This year, Santa has a present for all bed bugs: HOT DEATH!!
Bedbugs are nationally in the news this year, and I have encountered them in a hotel that I use for business travel. I avoided bringing the bugs home by building my last bedbug killing machine for my luggage (http://www.instructables.com/id/Kill-Bedbugs-in-your-luggage/)
Why do you need to treat your luggage for bed bugs? Simple. If you happen to be staying in a place that has bedbugs, it's possible for them to hide in the seams of your luggage, which apparently is a favorite place for them to hide after feeding. This can happen in any kind of hotel (in my case, a good-quality business hotel I had stayed in many times before) and it can still happen even if you check the room for bed bugs. I checked, didn't find any, and was still bitten on the first night I was there.
Like my last project, this one uses heat to kill bedbugs. It's similar in operation to commercially available products like the Packtite (http://www.packtite.com/) using a heat source in a heat chamber to raise the temperature of items to 125F to kill bed bugs and their eggs.
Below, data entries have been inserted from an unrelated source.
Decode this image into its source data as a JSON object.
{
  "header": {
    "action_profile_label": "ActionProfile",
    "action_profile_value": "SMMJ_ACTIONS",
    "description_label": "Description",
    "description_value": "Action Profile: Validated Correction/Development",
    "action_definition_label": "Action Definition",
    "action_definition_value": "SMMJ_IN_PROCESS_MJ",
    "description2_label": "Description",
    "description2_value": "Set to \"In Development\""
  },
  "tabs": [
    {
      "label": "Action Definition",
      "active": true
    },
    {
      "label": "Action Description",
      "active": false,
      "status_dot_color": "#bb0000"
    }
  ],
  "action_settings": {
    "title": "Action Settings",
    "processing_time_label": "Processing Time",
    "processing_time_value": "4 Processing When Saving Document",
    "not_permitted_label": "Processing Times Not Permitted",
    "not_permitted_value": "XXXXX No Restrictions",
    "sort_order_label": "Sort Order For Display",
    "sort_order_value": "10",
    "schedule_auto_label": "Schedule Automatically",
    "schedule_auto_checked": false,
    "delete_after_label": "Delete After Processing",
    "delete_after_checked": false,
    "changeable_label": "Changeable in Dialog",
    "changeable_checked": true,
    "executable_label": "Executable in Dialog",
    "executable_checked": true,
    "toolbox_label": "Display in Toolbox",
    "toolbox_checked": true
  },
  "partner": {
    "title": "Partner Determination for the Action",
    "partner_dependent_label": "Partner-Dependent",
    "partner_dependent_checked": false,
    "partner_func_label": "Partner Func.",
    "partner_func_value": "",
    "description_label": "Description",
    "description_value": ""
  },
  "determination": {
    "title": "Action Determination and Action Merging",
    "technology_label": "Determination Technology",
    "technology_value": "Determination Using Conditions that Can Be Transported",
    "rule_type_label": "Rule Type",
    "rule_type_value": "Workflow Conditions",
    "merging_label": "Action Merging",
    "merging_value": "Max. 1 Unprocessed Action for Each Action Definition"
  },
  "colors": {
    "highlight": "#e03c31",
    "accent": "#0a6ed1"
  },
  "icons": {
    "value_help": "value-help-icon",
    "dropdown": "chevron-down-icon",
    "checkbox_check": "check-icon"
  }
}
There was a lot of discussion on my last project - someone called it a "Hacktite" - and people were concerned about the amount of wiring that was necessary and I was thinking about an improved version. Fortunately, inspiration struck while I was hanging my Christmas lights...
Why Christmas lights? I needed a heat source that could put out between 350-400 Watts of evenly distributed heat. Hotplates and hairdryers put out too much heat; and things like room heaters don't have thermostats that go up to 125F. Christmas lights are perfect for the job!
This is a simpler project than my last bedbug killing machine, it requires only the most basic home electrical skills. This version is cheaper, and for this one you don't even need to take a trip down that weird aisle fully of funny-looking connectors at the Home Improvement store for supplies since most "big box" general retailers will have everything you need.
This project necessarily brings electricity in close contact with metal, and uses an electrical appliance (the lights) in a method for which it was not intended. You must follow all the safety precautions in this instructable. Even so, you do this at your own risk, if you have any concerns about building or using this device, please buy a commercial product like the Packtite or hire a professional Pest Control Operator instead.
Step 1: Materials
- A 30 gallon or larger metal trashcan
- Between 350 and 400 Watts of incandescent Christmas lights:
- "C9" bulbs are usually 7W each and usually come in strings of 25 bulbs, making 175W per string. Start with one string initially and add a second string if it's cold outside and you need more heat. Two strings (50 bulbs) will give you 350 Watts.
- "C7" bulbs are usually 5W each and usually come in strings of 25 bulbs, making 125W per string. Start with two strings initially. Three strings (75 bulbs) will give you 375 Watts and might work a little better if it's colder where you live.
- A thermometer with a remote probe
- A thermometer with a long probe (optional, but it will help to make sure you don't destroy your luggage)
- A christmas light timer (try to get the kind with a built-in GFCI circuit breaker)
- If your christmas light timer doesn't have a built-in GFCI circuit breaker, then you must either have a GFCI outlet on your house to plug into, or a separate GFCI plug, or an isolation transformer available.
- A 3-conductor extension cord (one with a ground prong)
- A 3-prong replacement electrical plug
- A 3/8" clamp connector for 1/2" knockout (optional, but recommended)
New safety items needed since this Instructable was originally posted:
- A small sheet metal screw or a ground screw
If you use the wiring method:
- A short length (about 2 feet) of green stranded (not solid) ground wire
- Another 3-prong replacement electrical plug or a grounding adapter plug
- A grounded power splitter (the one I'm using here is a 3-way)
If you use the almost-no-wiring method at step 2:
- A long length of green stranded (not solid) ground wire, long enough to reach from your bedbug death chamber to the nearest copper water pipe
- A ground clamp (sometimes called a saddle clamp) that allows you to connect a ground wire to a water pipe - there's a picture of it at step 2.
- Drill (optional, but recommended)
- Wire cutter
- Wire strippers
- If you choose to follow the "no cutting, no wiring' method at step two, you'll need a pipe wrench or similar tool with large jaws.